Umstritten ist bislang, ob die landläufig als Abwrackprämie bezeichnete Umweltprämie die in 2009 für das Verschrotten eine Altfahrzeuges bei Neukauf eines Fahrzeuges gezahlt wurde, bei der Berechnung des Grundsicherungsanspruches nach dem SGB II (ALG II) oder auch nach dem SGB XII als Einkommen anzurechnen, oder ob diese als zweckbestimmte Einnahme nach § 11 Abs. 3 Nr. 1a SGB II nicht als Einkommen zu berücksichtigen ist.

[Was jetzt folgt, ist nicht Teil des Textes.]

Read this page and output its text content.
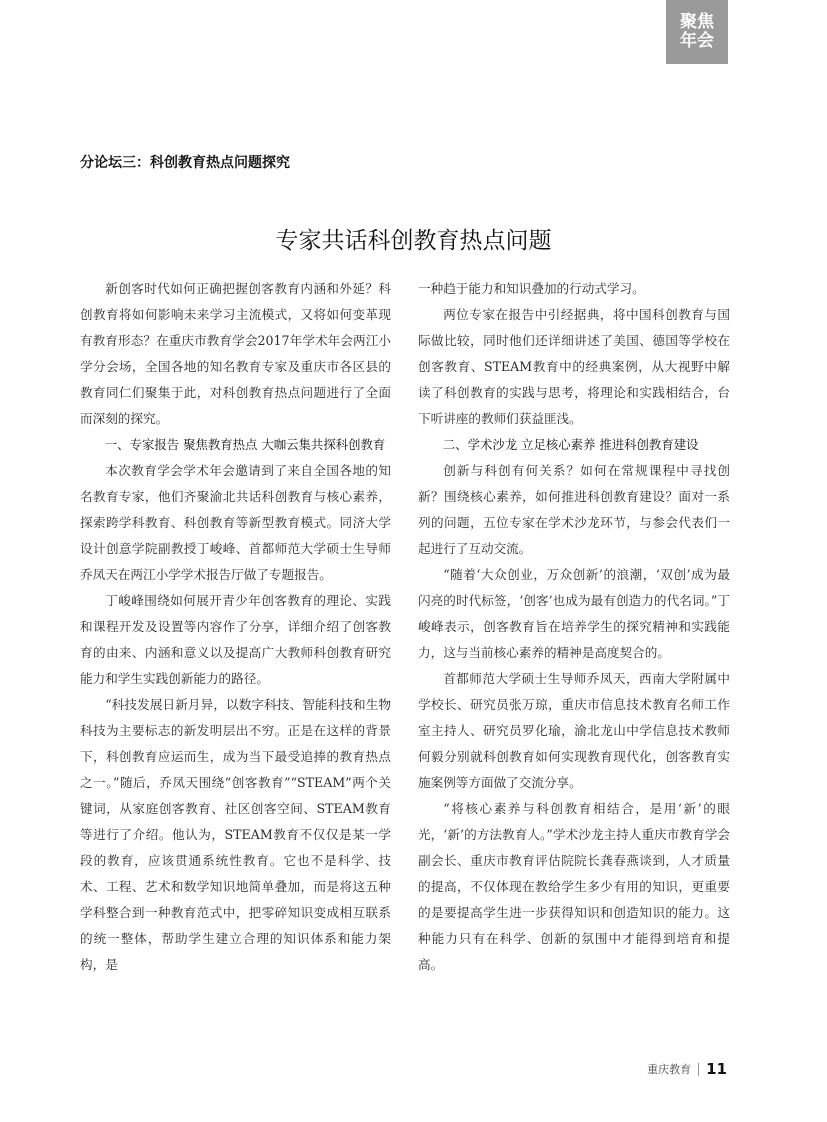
聚焦
年会
分论坛三：科创教育热点问题探究
专家共话科创教育热点问题

新创客时代如何正确把握创客教育内涵和外延？科创教育将如何影响未来学习主流模式，又将如何变革现有教育形态？在重庆市教育学会2017年学术年会两江小学分会场，全国各地的知名教育专家及重庆市各区县的教育同仁们聚集于此，对科创教育热点问题进行了全面而深刻的探究。

一、专家报告 聚焦教育热点 大咖云集共探科创教育

本次教育学会学术年会邀请到了来自全国各地的知名教育专家，他们齐聚渝北共话科创教育与核心素养，探索跨学科教育、科创教育等新型教育模式。同济大学设计创意学院副教授丁峻峰、首都师范大学硕士生导师乔凤天在两江小学学术报告厅做了专题报告。

丁峻峰围绕如何展开青少年创客教育的理论、实践和课程开发及设置等内容作了分享，详细介绍了创客教育的由来、内涵和意义以及提高广大教师科创教育研究能力和学生实践创新能力的路径。

“科技发展日新月异，以数字科技、智能科技和生物科技为主要标志的新发明层出不穷。正是在这样的背景下，科创教育应运而生，成为当下最受追捧的教育热点之一。”随后，乔凤天围绕“创客教育”“STEAM”两个关键词，从家庭创客教育、社区创客空间、STEAM教育等进行了介绍。他认为，STEAM教育不仅仅是某一学段的教育，应该贯通系统性教育。它也不是科学、技术、工程、艺术和数学知识地简单叠加，而是将这五种学科整合到一种教育范式中，把零碎知识变成相互联系的统一整体，帮助学生建立合理的知识体系和能力架构，是

一种趋于能力和知识叠加的行动式学习。

两位专家在报告中引经据典，将中国科创教育与国际做比较，同时他们还详细讲述了美国、德国等学校在创客教育、STEAM教育中的经典案例，从大视野中解读了科创教育的实践与思考，将理论和实践相结合，台下听讲座的教师们获益匪浅。

二、学术沙龙 立足核心素养 推进科创教育建设

创新与科创有何关系？如何在常规课程中寻找创新？围绕核心素养，如何推进科创教育建设？面对一系列的问题，五位专家在学术沙龙环节，与参会代表们一起进行了互动交流。

“随着‘大众创业，万众创新’的浪潮，‘双创’成为最闪亮的时代标签，‘创客’也成为最有创造力的代名词。”丁峻峰表示，创客教育旨在培养学生的探究精神和实践能力，这与当前核心素养的精神是高度契合的。

首都师范大学硕士生导师乔凤天，西南大学附属中学校长、研究员张万琼，重庆市信息技术教育名师工作室主持人、研究员罗化瑜，渝北龙山中学信息技术教师何毅分别就科创教育如何实现教育现代化，创客教育实施案例等方面做了交流分享。

“将核心素养与科创教育相结合，是用‘新’的眼光，‘新’的方法教育人。”学术沙龙主持人重庆市教育学会副会长、重庆市教育评估院院长龚春燕谈到，人才质量的提高，不仅体现在教给学生多少有用的知识，更重要的是要提高学生进一步获得知识和创造知识的能力。这种能力只有在科学、创新的氛围中才能得到培育和提高。

重庆教育 11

Die Rechtsprechung der Landessozialgerichte ist uneinheitlich: für die Anrechnung als Einkommen ist das LSG NRW (Beschluss vom 03.07.2009, L 20 B 59/09 AS ER). Gegen eine Anrechnung als Einkommen ist das LSG Sachsen-Anhalt (Beschluss vom 06.10.2009, L 5 As 265/09 B ER).
Die Bundesregierung spricht sich in der Antwort auf eine kleine Anfrage aus (BTDrs. 16/14156). Gegen die Anrechnung ist in der Literatur Brühl in LPK SGB II, § 11 Rn. 66.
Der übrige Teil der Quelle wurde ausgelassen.